If you have been honest, are truly experiencing a hardship in repaying your creditors, and have no assets of value past exemptions, you should pass through the meeting successfully. The bankruptcy trustee works for the Department of Justice, and is appointed to ensure you qualify for the benefits of a fresh start, to ensure that your creditors are treated fairly, and, in situations where there are assets of value, to work to recover them from you. After the meeting with the bankruptcy trustee, the trustee and creditors have 60 days to object to your bankruptcy. Again, this is the exception for honest people who cannot afford to repay their debts. After the 60 days expires, the court is then able to issue your discharge, and your case is then closed and over.

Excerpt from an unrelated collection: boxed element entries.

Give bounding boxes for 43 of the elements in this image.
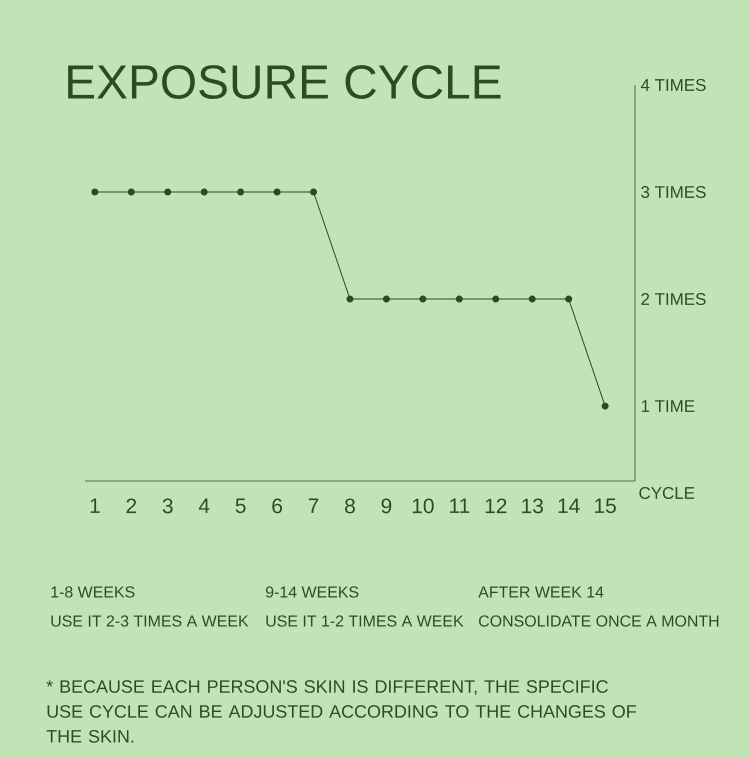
point bbox=[382, 296, 390, 303]
x-tick-label: 13 bbox=[522, 498, 543, 514]
point bbox=[602, 402, 609, 410]
point bbox=[565, 296, 572, 303]
text: 1-8 WEEKS bbox=[51, 586, 134, 598]
x-tick-label: 8 bbox=[345, 498, 355, 514]
text: USE IT 2-3 TIMES A WEEK bbox=[51, 615, 248, 627]
chart-title: EXPOSURE CYCLE bbox=[68, 65, 501, 99]
y-tick-label: 1 TIME bbox=[642, 400, 694, 412]
x-tick-label: 11 bbox=[450, 498, 470, 513]
point bbox=[492, 296, 500, 303]
text: * BECAUSE EACH PERSON'S SKIN IS DIFFERENT, THE SPECIFIC USE CYCLE CAN BE ADJUSTED ACCORDING TO THE CHANGES OF THE SKIN. bbox=[46, 680, 636, 743]
y-tick-label: 2 TIMES bbox=[641, 293, 706, 306]
y-tick-label: 4 TIMES bbox=[640, 78, 706, 91]
x-tick-label: 15 bbox=[595, 498, 616, 514]
point bbox=[200, 188, 208, 196]
point bbox=[237, 188, 244, 196]
y-tick-label: 3 TIMES bbox=[641, 186, 706, 198]
x-tick-label: 12 bbox=[486, 498, 506, 514]
x-tick-label: 9 bbox=[382, 498, 392, 514]
x-tick-label: 6 bbox=[272, 498, 282, 514]
x-tick-label: 10 bbox=[412, 498, 434, 514]
text: 9-14 WEEKS bbox=[266, 586, 358, 598]
point bbox=[128, 188, 135, 196]
point bbox=[456, 296, 463, 303]
x-tick-label: 14 bbox=[558, 498, 580, 513]
x-tick-label: 2 bbox=[126, 498, 136, 514]
text: CONSOLIDATE ONCE A MONTH bbox=[479, 615, 718, 627]
text: USE IT 1-2 TIMES A WEEK bbox=[266, 615, 464, 627]
x-axis-title: CYCLE bbox=[639, 486, 694, 499]
point bbox=[310, 188, 318, 196]
x-tick-label: 3 bbox=[162, 498, 173, 514]
point bbox=[91, 188, 98, 196]
point bbox=[528, 296, 536, 303]
x-tick-label: 1 bbox=[90, 498, 100, 513]
point bbox=[419, 296, 426, 303]
x-tick-label: 4 bbox=[198, 498, 210, 513]
point bbox=[274, 188, 281, 196]
point bbox=[164, 188, 172, 196]
point bbox=[346, 296, 354, 303]
x-tick-label: 7 bbox=[308, 498, 318, 513]
x-tick-label: 5 bbox=[236, 498, 246, 514]
text: AFTER WEEK 14 bbox=[478, 586, 604, 598]
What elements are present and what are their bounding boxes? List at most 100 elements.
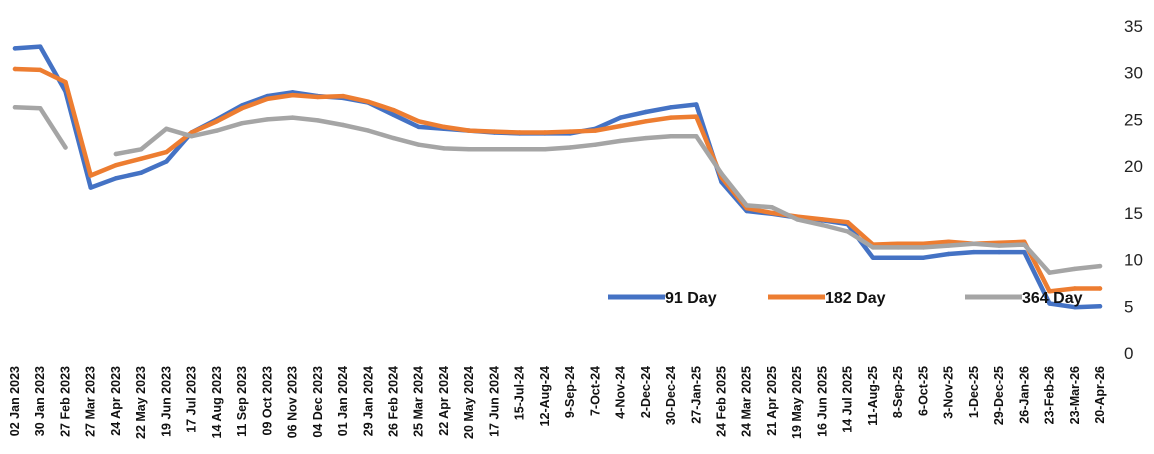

With that background, let’s address the impact your Chapter 7 bankruptcy could have on the IRS. Taxes can be eliminated in a Chapter 7 bankruptcy. There are a few rules to keep in mind, though:
- You must have filed a tax return (estimated filings by the IRS, known as substitute for returns, rarely count);
- Your return must have been filed 2 years before the bankruptcy;
- Your return must have been due to be filed 3 years before the bankruptcy (including extensions);
- The IRS must have put the money you owe on their books 240 days before the bankruptcy (usually in audit situations);
- You must owe income taxes. Trust fund taxes are cannot be eliminated in a Chapter 7.
- There cannot be fraud involved in your tax return. Taxes due from fraud cannot be eliminated in bankruptcy.
Eliminating taxes in bankruptcy, then, is mainly an issue of timing – filing the bankruptcy when the taxes are old enough to be eligible for a discharge. Taxes are given a priority in the bankruptcy code that requires a few more hurdles than, say, credit cards, which are not given a priority. You could file bankruptcy today and eliminate credit cards. Taxes, due to the nature of being a debt owed to the government, require a little more planning and footwork.
A benefit to using a Chapter 7 on the IRS is that you are relying on bankruptcy law and timing issues, not the good graces of the IRS to give you a fresh start from an offer in compromise. Also, a compromise can take at least a year to be reviewed by the IRS; Chapter 7 takes half that time. If the IRS filed a tax lien before your bankruptcy, they do not have to take it off after the bankruptcy is over.
Bankruptcy eliminates the IRS’ ability to collect the debt – take your wages, bank accounts, etc. It does not force the IRS to remove a tax lien, although in no assets cases the IRS may release the lien as it has no value. If there is a lien and the IRS does not release it, it is good for 10 years, and in most cases will just sit, not enforced (as you have no property to enforce it against) and then expire. Chapter 7 can be a powerful tool for you to eliminate debt without repayment, including the IRS, and get a fresh start in your finances.